FOOD SECURITY AND NUTRITION
ERS monitors the food security of U.S. households through an annual, nationally representative survey. While most U.S. households are food secure, a minority of U.S. households experience food insecurity at times during the year, meaning that their access to adequate food for active, healthy living is limited by lack of money and other resources. Some experience very low food security, a more severe range of food insecurity where food intake of one or more members is reduced and normal eating patterns are disrupted.
Source: USDA-Economic Research Service
Servicing Multiple States
Community Resources Connection, Inc. provides funding to assistance low-income communities with addressing food insecurities to establish community gardens and promote positive outcomes to youth by sponsoring Youth Readiness events throughout the states of South Carolina, Mississippi, Louisiana.
Our members will work collaboratively with local community groups and organizations to create opportunities that support fresh, healthy food choices, as well as, promoting youth readiness programs in low-income communities.
Community Resources Connection Career Readiness Program
There are many reasons for the continuation of poverty among people of color. Community Resources Connection (CRC) believe a major impediment to social mobility is the lack of opportunity for youth from underserved communities to understand their true potential and pursue what is possible. Students who don’t know anyone in their family, school or community who has gone to college or has chosen a professional career may never know that there is a potential career path for them. And, if they aspire to pursue a specific career path, it may be difficult to find the guidance and support they need to succeed.

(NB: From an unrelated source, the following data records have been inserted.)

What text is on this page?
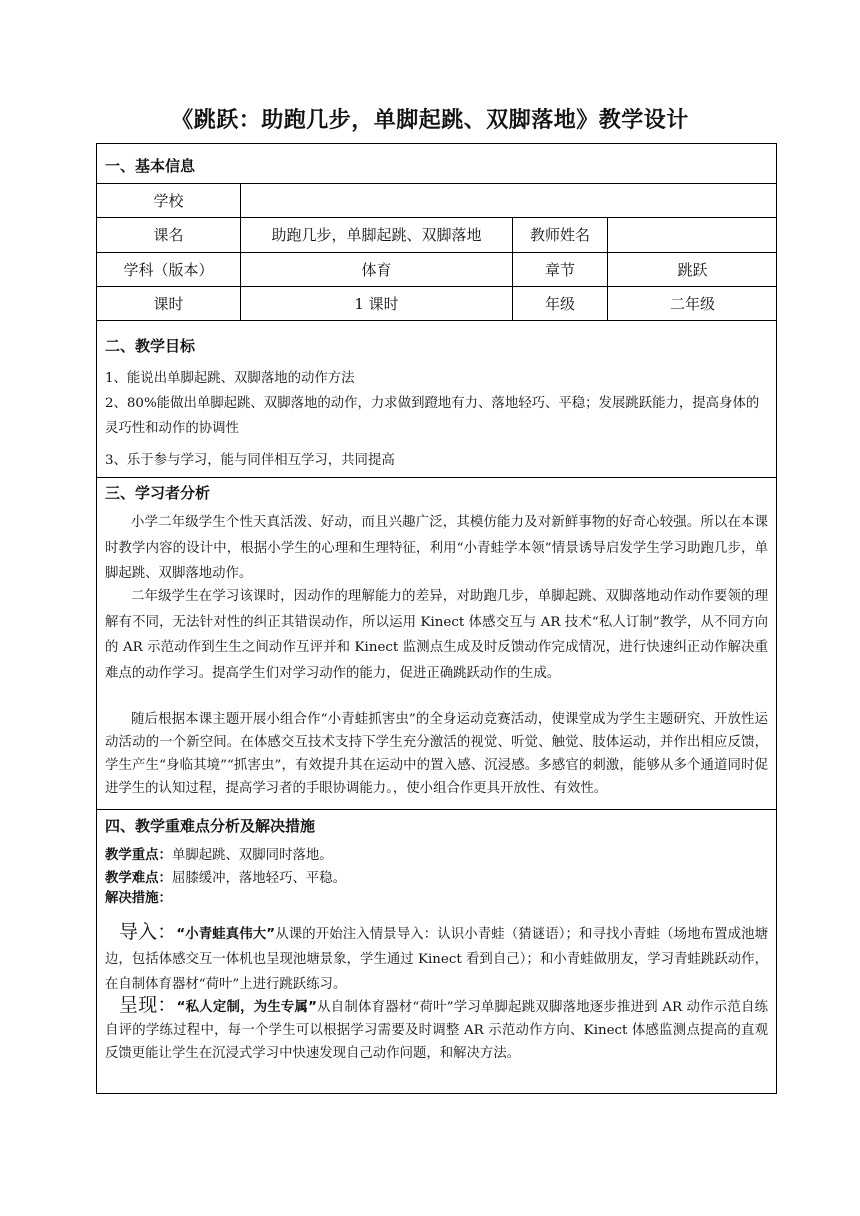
《跳跃：助跑几步，单脚起跳、双脚落地》教学设计
一、基本信息
学校
课名	助跑几步，单脚起跳、双脚落地	教师姓名
学科（版本）	体育	章节	跳跃
课时	1 课时	年级	二年级
二、教学目标
1、能说出单脚起跳、双脚落地的动作方法
2、80%能做出单脚起跳、双脚落地的动作，力求做到蹬地有力、落地轻巧、平稳；发展跳跃能力，提高身体的灵巧性和动作的协调性
3、乐于参与学习，能与同伴相互学习，共同提高
三、学习者分析
小学二年级学生个性天真活泼、好动，而且兴趣广泛，其模仿能力及对新鲜事物的好奇心较强。所以在本课时教学内容的设计中，根据小学生的心理和生理特征，利用“小青蛙学本领”情景诱导启发学生学习助跑几步，单脚起跳、双脚落地动作。
二年级学生在学习该课时，因动作的理解能力的差异，对助跑几步，单脚起跳、双脚落地动作动作要领的理解有不同，无法针对性的纠正其错误动作，所以运用 Kinect 体感交互与 AR 技术“私人订制”教学，从不同方向的 AR 示范动作到生生之间动作互评并和 Kinect 监测点生成及时反馈动作完成情况，进行快速纠正动作解决重难点的动作学习。提高学生们对学习动作的能力，促进正确跳跃动作的生成。
随后根据本课主题开展小组合作“小青蛙抓害虫”的全身运动竞赛活动，使课堂成为学生主题研究、开放性运动活动的一个新空间。在体感交互技术支持下学生充分激活的视觉、听觉、触觉、肢体运动，并作出相应反馈，学生产生“身临其境”“抓害虫”，有效提升其在运动中的置入感、沉浸感。多感官的刺激，能够从多个通道同时促进学生的认知过程，提高学习者的手眼协调能力。，使小组合作更具开放性、有效性。
四、教学重难点分析及解决措施
教学重点：单脚起跳、双脚同时落地。
教学难点：屈膝缓冲，落地轻巧、平稳。
解决措施：
导入：“小青蛙真伟大”从课的开始注入情景导入：认识小青蛙（猜谜语）；和寻找小青蛙（场地布置成池塘边，包括体感交互一体机也呈现池塘景象，学生通过 Kinect 看到自己）；和小青蛙做朋友，学习青蛙跳跃动作，在自制体育器材“荷叶”上进行跳跃练习。
呈现：“私人定制，为生专属”从自制体育器材“荷叶”学习单脚起跳双脚落地逐步推进到 AR 动作示范自练自评的学练过程中，每一个学生可以根据学习需要及时调整 AR 示范动作方向、Kinect 体感监测点提高的直观反馈更能让学生在沉浸式学习中快速发现自己动作问题，和解决方法。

Millions of young people across America between the ages of 16 and 24 are neither in school nor working. Termed opportunity youth, they are also disproportionately young people of color and from low-income backgrounds. The Aspen Institute estimates that there are currently 4.6 million opportunity youth, representing 1 in 9 members of this age group are between 16 and 24 in the U.S.
Career Readiness Programs and break the cycle of poverty by connecting you to professional skills that will give them a purpose and pathway to positive like outcomes.
CRC would conduct a workshop for youth within low-income communities to prepare them to enter the workforce as professionals. Activities will include developing leadership skills, increasing self-esteem, creating resumes and cover letters, conducting mock interviews, inviting various businesses to give presentations on the types of jobs available within their organizations for participants to explore possible career options, applying for internships, basic money management and developing on-the-job skills (soft skills).